QUEENSLAND'S fair trading regulator is under fire after failing to act on a tip-off about a rainwater tank venture that left a $1 million trail of debt.
More than 600 people paid deposits or in full for tanks advertised by companies Aqua Conscious and Columbus Sales Group.They are now fighting to get their money back after the tanks never arrived.
It has emerged the Queensland Office of Fair Trading received a phone call and written complaint about Aqua Conscious more than three months before a public warning was issued by NSW Fair Trading on January 28.
During that time, the companies continued advertising, attracting buyers across three states.
Leisa Donlan, the chief executive of the Association of Rotational Moulders, the peak body for tank manufacturers, phoned Fair Trading on October 12, but could not progress beyond the call centre despite insisting it was urgent. Ms Donlan then sent a fax the next day warning that Aqua Conscious was taking payment for tanks she believed may not exist.
"We have used our industry resources to establish that this company currently has no contract for supply in place," the letter warns.

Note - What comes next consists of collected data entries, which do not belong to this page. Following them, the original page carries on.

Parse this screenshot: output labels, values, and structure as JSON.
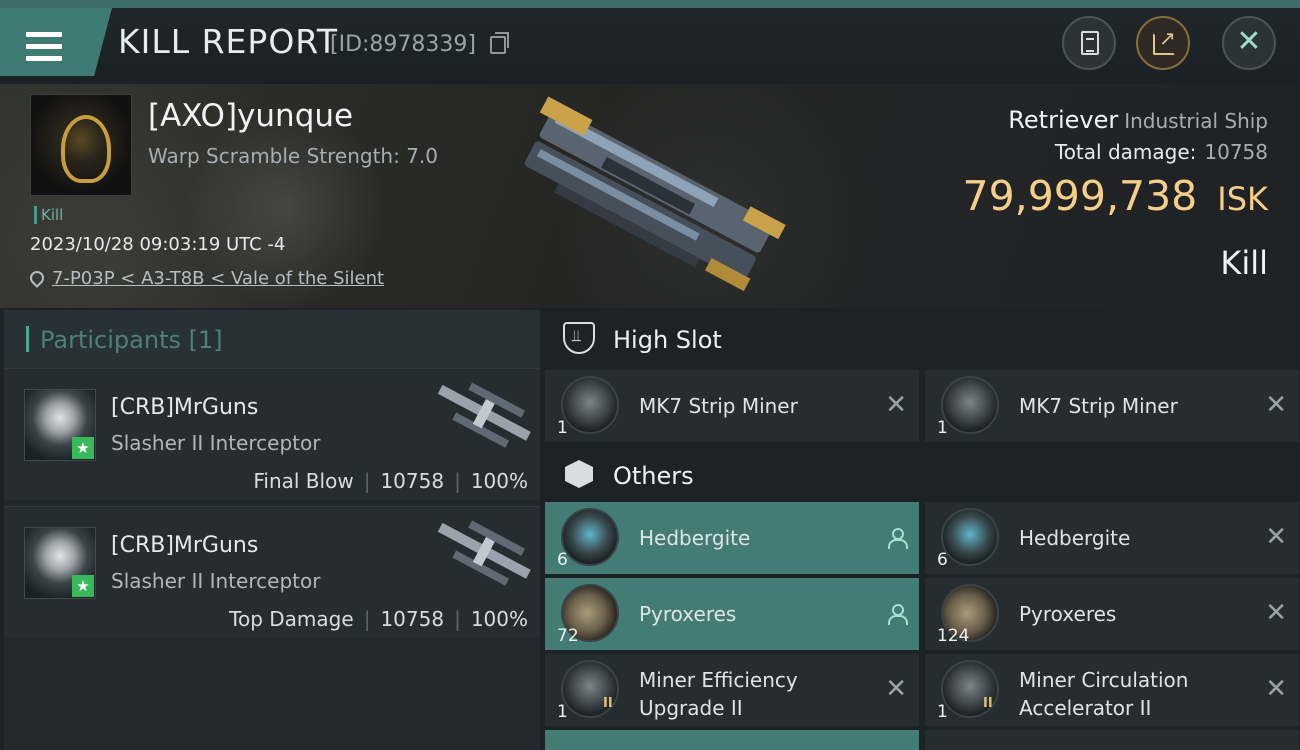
{
  "header": {
    "title": "KILL REPORT",
    "report_id": "[ID:8978339]"
  },
  "victim": {
    "name": "[AXO]yunque",
    "warp_scramble": "Warp Scramble Strength: 7.0",
    "tag": "Kill",
    "datetime": "2023/10/28 09:03:19 UTC -4",
    "location": "7-P03P < A3-T8B < Vale of the Silent",
    "ship_name": "Retriever",
    "ship_class": "Industrial Ship",
    "total_damage_label": "Total damage:",
    "total_damage": "10758",
    "isk_value": "79,999,738",
    "isk_unit": "ISK",
    "result": "Kill"
  },
  "participants": {
    "header": "Participants [1]",
    "items": [
      {
        "name": "[CRB]MrGuns",
        "ship": "Slasher II Interceptor",
        "role": "Final Blow",
        "damage": "10758",
        "percent": "100%"
      },
      {
        "name": "[CRB]MrGuns",
        "ship": "Slasher II Interceptor",
        "role": "Top Damage",
        "damage": "10758",
        "percent": "100%"
      }
    ]
  },
  "loot": {
    "high_slot": {
      "label": "High Slot",
      "items": [
        {
          "name": "MK7 Strip Miner",
          "qty": "1",
          "icon": "strip-miner-icon"
        },
        {
          "name": "MK7 Strip Miner",
          "qty": "1",
          "icon": "strip-miner-icon"
        }
      ]
    },
    "others": {
      "label": "Others",
      "items": [
        {
          "name": "Hedbergite",
          "qty": "6",
          "dropped": true
        },
        {
          "name": "Hedbergite",
          "qty": "6",
          "dropped": false
        },
        {
          "name": "Pyroxeres",
          "qty": "72",
          "dropped": true
        },
        {
          "name": "Pyroxeres",
          "qty": "124",
          "dropped": false
        },
        {
          "name": "Miner Efficiency Upgrade II",
          "qty": "1",
          "tier": "II",
          "dropped": false
        },
        {
          "name": "Miner Circulation Accelerator II",
          "qty": "1",
          "tier": "II",
          "dropped": false
        }
      ]
    }
  },
  "colors": {
    "accent_teal": "#437c74",
    "isk_gold": "#f5cf8a",
    "background": "#1c2226"
  }
}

But no reply was received.
"It's very disappointing and certainly helps someone doing the wrong thing to go on and create even more damage for players in the industry."

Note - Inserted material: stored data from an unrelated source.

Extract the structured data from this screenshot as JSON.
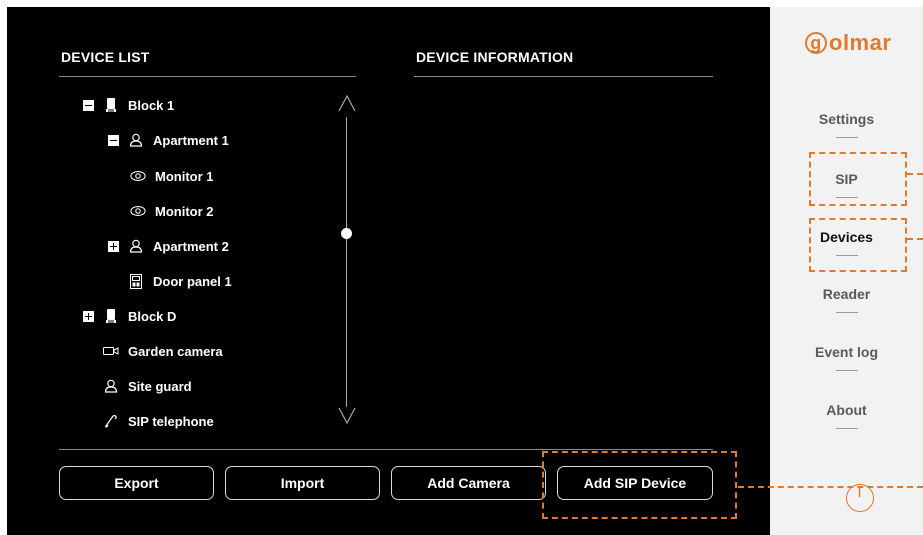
{
  "device_list_title": "DEVICE LIST",
  "device_info_title": "DEVICE INFORMATION",
  "tree": [
    {
      "label": "Block 1",
      "toggle": "minus",
      "icon": "building-icon"
    },
    {
      "label": "Apartment 1",
      "toggle": "minus",
      "icon": "person-icon"
    },
    {
      "label": "Monitor 1",
      "icon": "monitor-eye-icon"
    },
    {
      "label": "Monitor 2",
      "icon": "monitor-eye-icon"
    },
    {
      "label": "Apartment 2",
      "toggle": "plus",
      "icon": "person-icon"
    },
    {
      "label": "Door panel 1",
      "icon": "door-panel-icon"
    },
    {
      "label": "Block D",
      "toggle": "plus",
      "icon": "building-icon"
    },
    {
      "label": "Garden camera",
      "icon": "camera-icon"
    },
    {
      "label": "Site guard",
      "icon": "person-icon"
    },
    {
      "label": "SIP telephone",
      "icon": "telephone-icon"
    }
  ],
  "buttons": {
    "export": "Export",
    "import": "Import",
    "add_camera": "Add Camera",
    "add_sip_device": "Add SIP Device"
  },
  "logo": {
    "g": "g",
    "text": "olmar"
  },
  "menu": {
    "settings": "Settings",
    "sip": "SIP",
    "devices": "Devices",
    "reader": "Reader",
    "event_log": "Event log",
    "about": "About"
  },
  "colors": {
    "accent": "#e07a2e",
    "background": "#000000",
    "sidebar": "#f2f2f2"
  }
}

Fair Trading in NSW was the first to act after consumer complaints. Tom Bales of Ebenezer, near Ipswich, paid a deposit on a tank from Aqua Conscious on November 2.

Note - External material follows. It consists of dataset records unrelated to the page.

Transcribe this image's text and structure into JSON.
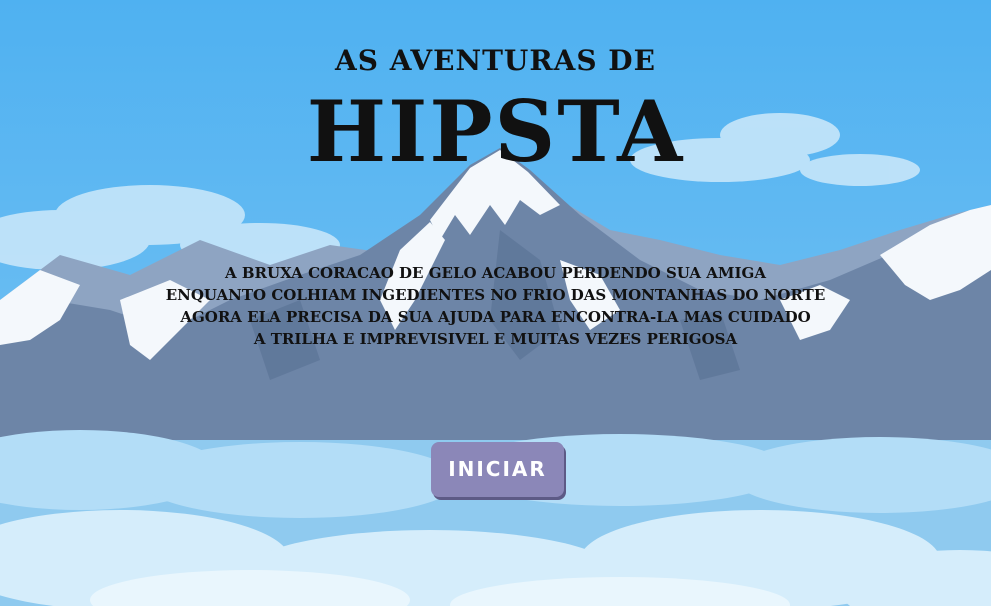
{
  "title": {
    "subtitle": "As Aventuras de",
    "main": "HIPSTA"
  },
  "story_lines": [
    "A bruxa coracao de gelo acabou perdendo sua amiga",
    "enquanto colhiam ingedientes no frio das montanhas do norte",
    "agora ela precisa da sua ajuda para encontra-la  mas cuidado",
    "a trilha e imprevisivel e muitas vezes perigosa"
  ],
  "start_button": {
    "label": "INICIAR"
  },
  "colors": {
    "sky": "#55b4f2",
    "mountain": "#6c86a8",
    "snow": "#ffffff",
    "clouds": "#a9d8f5",
    "button": "#8b87b8"
  }
}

"You would think that would be part of their (Fair Trading's) responsibility to give fair warnings about dubious companies," he said.
Aqua Conscious director Robert Rennie Coventon, from the Gold Coast, told The Sunday Mail last month the deposits would be repaid.
A spokeswoman for the Queensland Office of Fair Trading said the complaint appeared to have gone to the wrong area. It is not clear why the complaint was not passed on to the complaint intake unit and there was no record of it.